A classificação do “cante” alentejano como património imaterial da humanidade representa o reconhecimento de um aturado trabalho coletivo, envolvendo muitas instituições e individualidades, para o estudo, salvaguarda e promoção desta manifestação cimeira da identidade da nossa região.
Ter-se conseguido este reconhecimento é algo da maior importância, não apenas para o Alentejo, mas também para Portugal.
Deve-se uma palavra de gratidão à legião de voluntários que está por detrás desta candidatura, agora coroada de êxito.
A classificação reveste-se de especial significado para a Diocese de Beja, já que é no seu território que se situa o coração do “cante”. Por outro lado, a própria Diocese, através dos seus padres e leigos, colaborou muito ativamente na recuperação deste património, de profunda ressonância espiritual, cujas raízes religiosas emergem com grande força.
Se o “cante” não deriva, como tudo parece indicar, da liturgia medieval, pelo menos foi por ela fortemente influenciado.
Isto foi devidamente considerado por alguns especialistas na matéria, como o Padre António Marvão, hoje injustamente algo esquecido, que dedicou muitas décadas de trabalho ao "cante", sobre ele escrevendo coletâneas e ensaios, de primordial importância para a investigação do assunto, ou, mais recentemente, o Padre António Cartageno e o Cónego António Aparício, que reintroduziram, na década de 1980, o “cante” na vida litúrgica e devocional das nossas comunidades.
A matriz cristã perpassa todo o património do “cante”. São cristãos os valores por ele difundidos: o culto do Deus Menino, a importância da família e da comunidade, o bem coletivo, o sentido da justiça, o apego à terra e às origens, a dignidade humana, a comunhão com a natureza.

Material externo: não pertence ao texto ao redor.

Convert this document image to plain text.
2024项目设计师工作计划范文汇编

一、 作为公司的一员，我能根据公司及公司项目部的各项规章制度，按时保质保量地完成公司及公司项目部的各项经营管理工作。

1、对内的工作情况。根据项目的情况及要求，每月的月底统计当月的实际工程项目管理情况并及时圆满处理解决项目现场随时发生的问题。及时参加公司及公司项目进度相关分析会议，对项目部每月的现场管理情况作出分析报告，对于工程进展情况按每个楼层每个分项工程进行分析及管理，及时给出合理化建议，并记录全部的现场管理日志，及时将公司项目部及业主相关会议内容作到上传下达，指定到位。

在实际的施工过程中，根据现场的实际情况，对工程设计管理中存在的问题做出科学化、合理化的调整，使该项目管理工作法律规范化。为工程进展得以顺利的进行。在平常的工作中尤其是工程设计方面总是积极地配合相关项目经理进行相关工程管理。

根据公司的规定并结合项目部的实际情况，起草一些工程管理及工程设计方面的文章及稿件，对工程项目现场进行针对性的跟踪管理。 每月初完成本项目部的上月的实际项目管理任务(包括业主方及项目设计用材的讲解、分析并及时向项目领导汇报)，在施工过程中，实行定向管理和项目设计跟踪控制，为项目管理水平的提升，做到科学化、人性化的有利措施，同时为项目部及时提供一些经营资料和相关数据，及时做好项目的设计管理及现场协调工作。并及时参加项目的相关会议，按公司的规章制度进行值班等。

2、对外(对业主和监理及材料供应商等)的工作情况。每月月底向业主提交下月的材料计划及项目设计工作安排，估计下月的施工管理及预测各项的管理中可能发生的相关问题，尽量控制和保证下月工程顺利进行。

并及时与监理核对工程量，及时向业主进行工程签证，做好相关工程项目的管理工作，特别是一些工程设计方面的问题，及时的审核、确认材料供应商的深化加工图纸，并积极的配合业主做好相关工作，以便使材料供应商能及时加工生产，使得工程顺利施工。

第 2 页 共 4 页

Outros valores são caracteristicamente portugueses, e logo alentejanos, como a saudade. Há também reflexos da vida contemporânea, como a tristeza perante o exílio, cantada com notas sentimentais que lembram os Salmos.

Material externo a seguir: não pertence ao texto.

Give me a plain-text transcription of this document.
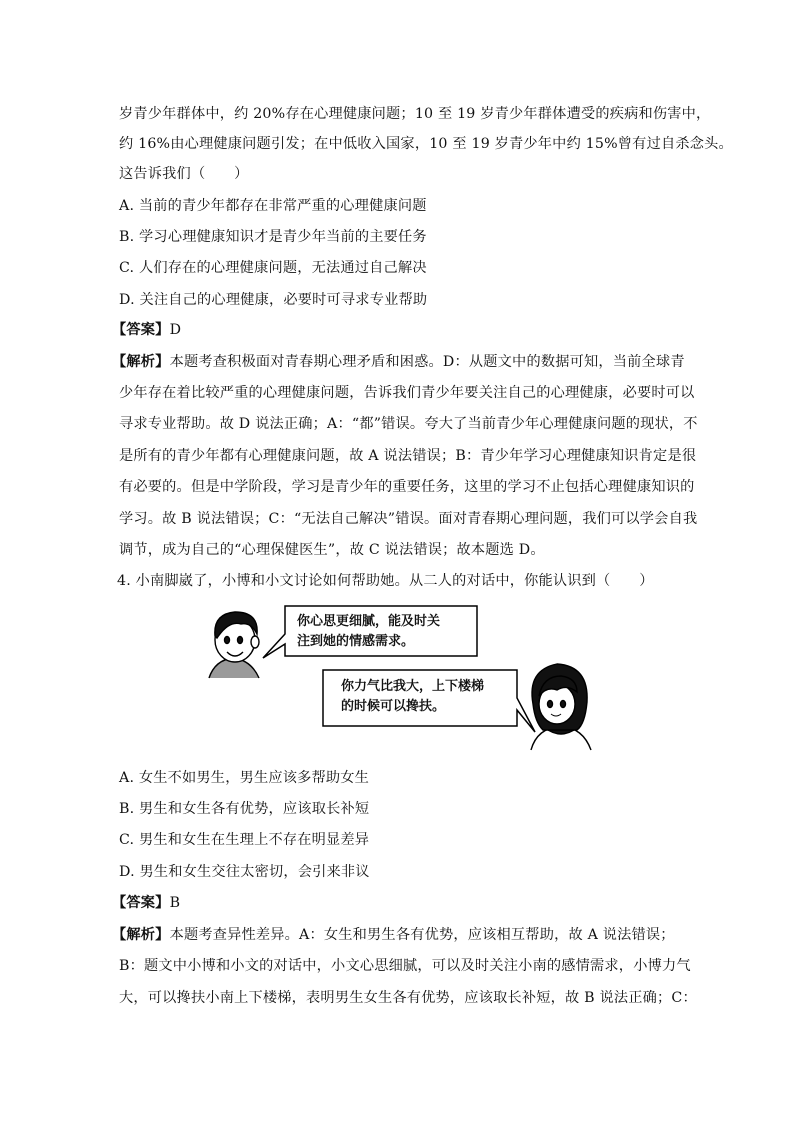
岁青少年群体中，约 20%存在心理健康问题；10 至 19 岁青少年群体遭受的疾病和伤害中，
约 16%由心理健康问题引发；在中低收入国家，10 至 19 岁青少年中约 15%曾有过自杀念头。
这告诉我们（　　）
A. 当前的青少年都存在非常严重的心理健康问题
B. 学习心理健康知识才是青少年当前的主要任务
C. 人们存在的心理健康问题，无法通过自己解决
D. 关注自己的心理健康，必要时可寻求专业帮助
【答案】D
【解析】本题考查积极面对青春期心理矛盾和困惑。D：从题文中的数据可知，当前全球青
少年存在着比较严重的心理健康问题，告诉我们青少年要关注自己的心理健康，必要时可以
寻求专业帮助。故 D 说法正确；A：“都”错误。夸大了当前青少年心理健康问题的现状，不
是所有的青少年都有心理健康问题，故 A 说法错误；B：青少年学习心理健康知识肯定是很
有必要的。但是中学阶段，学习是青少年的重要任务，这里的学习不止包括心理健康知识的
学习。故 B 说法错误；C：“无法自己解决”错误。面对青春期心理问题，我们可以学会自我
调节，成为自己的“心理保健医生”，故 C 说法错误；故本题选 D。
4. 小南脚崴了，小博和小文讨论如何帮助她。从二人的对话中，你能认识到（　　）
你心思更细腻，能及时关
注到她的情感需求。
你力气比我大，上下楼梯
的时候可以搀扶。
A. 女生不如男生，男生应该多帮助女生
B. 男生和女生各有优势，应该取长补短
C. 男生和女生在生理上不存在明显差异
D. 男生和女生交往太密切，会引来非议
【答案】B
【解析】本题考查异性差异。A：女生和男生各有优势，应该相互帮助，故 A 说法错误；
B：题文中小博和小文的对话中，小文心思细腻，可以及时关注小南的感情需求，小博力气
大，可以搀扶小南上下楼梯，表明男生女生各有优势，应该取长补短，故 B 说法正确；C：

Sentem-se nisto os ecos da pregação das ordens mendicantes, cujos missionários – franciscanos, carmelitas, dominicanos – deixaram fortes marcas no Alentejo. Mas outras ordens, entre elas a dos eremitas de São Paulo, presente em Serpa, podem ter tido também grande influência. A tradição do cantochão e as salmodias medievais moldaram indiscutivelmente a herança do “cante”.
Sem o legado da Igreja, torna-se incompreensível a profundidade antropológica deste legado estético.
Desde os seus primórdios, em 1984, que o Departamento do Património Histórico e Artístico da Diocese de Beja tem feito questão de inserir sempre o cante em todas as suas atividades culturais.